Fourteen months after her marriage, she had her first child, Paul, followed by Clara in 1903, and Alden in 1906.

Demeanor
While her husband was outgoing and gregarious, she was just the opposite. While she was a good grandmother to me, I don't ever remember her smiling. Maybe it was the early family losses, maybe it was the near poverty existence they lived in after her husband was forced, due to illness, to stop working regularly at age 54 back in 1930. Fortunately all of the children were living on their own by that time and I'm sure they helped as they could to support their parents.

Family Photo
A picture of Lillian and her immediate family, Charles and LIllian with Alden, Clara, and Paul was taken sometime between 1945 and 1950. It was taken in front of the McAdams house in Swea Ctiy. It was probably taken in the Spring of the year, maybe Easter Time.
Visiting Grandma
While they were associated with a fundamentalist church and held prayer meetings in their house, I don't ever remember them going to church.

From as long as I can remember, we traveled from Ringsted to Swea City, a distance of 16 miles, on many Sundays, at least every other Sunday sometimes more often, for noontime dinner or at least for an afternoon visit. We went to Grandma's house every Christmas. It was Christmas eve with the Petersens and Christmas day with the Grandpa and Grandma McAdams. Sometime we would arrive late on Christmas eve, after the Petersen gathering was over, and sleep over there that night. The house had 2 small bedrooms upstairs and a bedroom, living room, dining room, and kitchen on the ground floor.

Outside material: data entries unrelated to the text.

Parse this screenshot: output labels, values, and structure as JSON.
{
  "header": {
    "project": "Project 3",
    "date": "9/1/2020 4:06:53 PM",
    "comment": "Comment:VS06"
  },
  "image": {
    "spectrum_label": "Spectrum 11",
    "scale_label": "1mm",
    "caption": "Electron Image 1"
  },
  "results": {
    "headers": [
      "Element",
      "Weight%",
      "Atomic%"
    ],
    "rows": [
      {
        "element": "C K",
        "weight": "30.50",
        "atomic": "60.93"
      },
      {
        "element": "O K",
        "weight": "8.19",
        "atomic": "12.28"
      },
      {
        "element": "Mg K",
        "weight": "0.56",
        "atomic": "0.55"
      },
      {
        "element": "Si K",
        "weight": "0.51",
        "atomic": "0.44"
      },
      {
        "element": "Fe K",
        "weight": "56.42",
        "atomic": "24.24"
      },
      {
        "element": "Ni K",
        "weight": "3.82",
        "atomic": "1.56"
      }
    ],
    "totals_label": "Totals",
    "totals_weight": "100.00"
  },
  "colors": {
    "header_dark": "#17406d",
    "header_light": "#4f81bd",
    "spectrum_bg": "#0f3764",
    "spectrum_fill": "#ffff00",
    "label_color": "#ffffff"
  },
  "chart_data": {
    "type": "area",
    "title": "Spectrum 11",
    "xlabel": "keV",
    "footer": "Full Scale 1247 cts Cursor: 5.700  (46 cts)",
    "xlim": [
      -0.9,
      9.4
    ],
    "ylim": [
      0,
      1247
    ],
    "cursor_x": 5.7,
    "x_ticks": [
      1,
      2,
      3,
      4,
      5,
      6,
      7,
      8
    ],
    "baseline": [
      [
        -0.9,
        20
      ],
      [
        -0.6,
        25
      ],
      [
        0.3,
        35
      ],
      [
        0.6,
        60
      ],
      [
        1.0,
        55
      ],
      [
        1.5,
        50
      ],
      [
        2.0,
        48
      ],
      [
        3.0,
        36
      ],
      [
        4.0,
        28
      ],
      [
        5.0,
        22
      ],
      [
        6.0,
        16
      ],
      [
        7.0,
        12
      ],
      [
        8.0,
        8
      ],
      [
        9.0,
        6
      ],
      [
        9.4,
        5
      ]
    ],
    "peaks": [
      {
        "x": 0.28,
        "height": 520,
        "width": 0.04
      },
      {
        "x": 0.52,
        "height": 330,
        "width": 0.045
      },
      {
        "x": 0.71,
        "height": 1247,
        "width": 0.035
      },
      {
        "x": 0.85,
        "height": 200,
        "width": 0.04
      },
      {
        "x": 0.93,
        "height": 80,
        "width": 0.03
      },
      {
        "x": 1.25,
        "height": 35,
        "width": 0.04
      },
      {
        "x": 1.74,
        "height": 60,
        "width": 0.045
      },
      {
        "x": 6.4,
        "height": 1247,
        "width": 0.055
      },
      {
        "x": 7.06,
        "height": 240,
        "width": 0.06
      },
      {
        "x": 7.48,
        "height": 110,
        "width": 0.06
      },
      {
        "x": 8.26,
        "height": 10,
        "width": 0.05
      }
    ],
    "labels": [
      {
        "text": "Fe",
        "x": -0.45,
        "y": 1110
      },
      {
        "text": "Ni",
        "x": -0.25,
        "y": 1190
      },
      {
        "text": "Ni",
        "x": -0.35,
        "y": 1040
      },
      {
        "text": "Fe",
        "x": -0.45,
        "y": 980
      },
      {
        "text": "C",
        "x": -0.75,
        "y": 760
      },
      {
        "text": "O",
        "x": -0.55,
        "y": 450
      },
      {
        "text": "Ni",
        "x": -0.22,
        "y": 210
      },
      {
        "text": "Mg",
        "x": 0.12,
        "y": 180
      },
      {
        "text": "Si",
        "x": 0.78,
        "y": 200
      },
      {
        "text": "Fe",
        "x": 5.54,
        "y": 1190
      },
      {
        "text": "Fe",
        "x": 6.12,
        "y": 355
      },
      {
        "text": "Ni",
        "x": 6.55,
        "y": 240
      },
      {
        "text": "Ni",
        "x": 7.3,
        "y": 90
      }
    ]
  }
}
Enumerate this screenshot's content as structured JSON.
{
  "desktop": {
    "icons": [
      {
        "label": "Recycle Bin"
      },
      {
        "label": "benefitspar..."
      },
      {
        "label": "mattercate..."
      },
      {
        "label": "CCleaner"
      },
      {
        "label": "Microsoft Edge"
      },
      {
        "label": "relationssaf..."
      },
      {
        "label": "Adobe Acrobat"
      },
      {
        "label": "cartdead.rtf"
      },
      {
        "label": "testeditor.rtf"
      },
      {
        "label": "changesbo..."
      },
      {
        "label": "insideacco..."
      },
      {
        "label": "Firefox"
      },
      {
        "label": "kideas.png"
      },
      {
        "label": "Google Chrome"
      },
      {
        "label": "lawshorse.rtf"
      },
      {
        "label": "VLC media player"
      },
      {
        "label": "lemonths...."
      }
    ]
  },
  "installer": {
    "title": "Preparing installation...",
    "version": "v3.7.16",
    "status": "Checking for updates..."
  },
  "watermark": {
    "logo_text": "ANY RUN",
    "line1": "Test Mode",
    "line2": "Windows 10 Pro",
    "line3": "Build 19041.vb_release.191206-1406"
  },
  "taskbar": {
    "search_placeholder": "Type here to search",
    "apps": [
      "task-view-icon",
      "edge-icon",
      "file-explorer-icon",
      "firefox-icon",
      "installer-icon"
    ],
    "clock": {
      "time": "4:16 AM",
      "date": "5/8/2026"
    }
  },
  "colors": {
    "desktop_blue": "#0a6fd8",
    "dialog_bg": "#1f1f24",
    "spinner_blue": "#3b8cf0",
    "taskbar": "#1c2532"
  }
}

There was a dark dank musty basement under the house where the laundry was done and where Grandpa had a small shop-like work area.

My brother and I often spent a week or two in the summer with Grandpa and Grandma.

Later years
They lived on very little income and some of that was hoarded, for after Grandpa died and Grandma was moved into a resthome, they found a roll of paper money the size of your fist in her apron pocket.

After her husband died, Lillian lived in the house alone for awhile, but when it became clear that she was no longer taking care of herself, her son, Alden, moved her to a nursing home in Burt, Iowa. She died there on December 28, 1961 at age 83.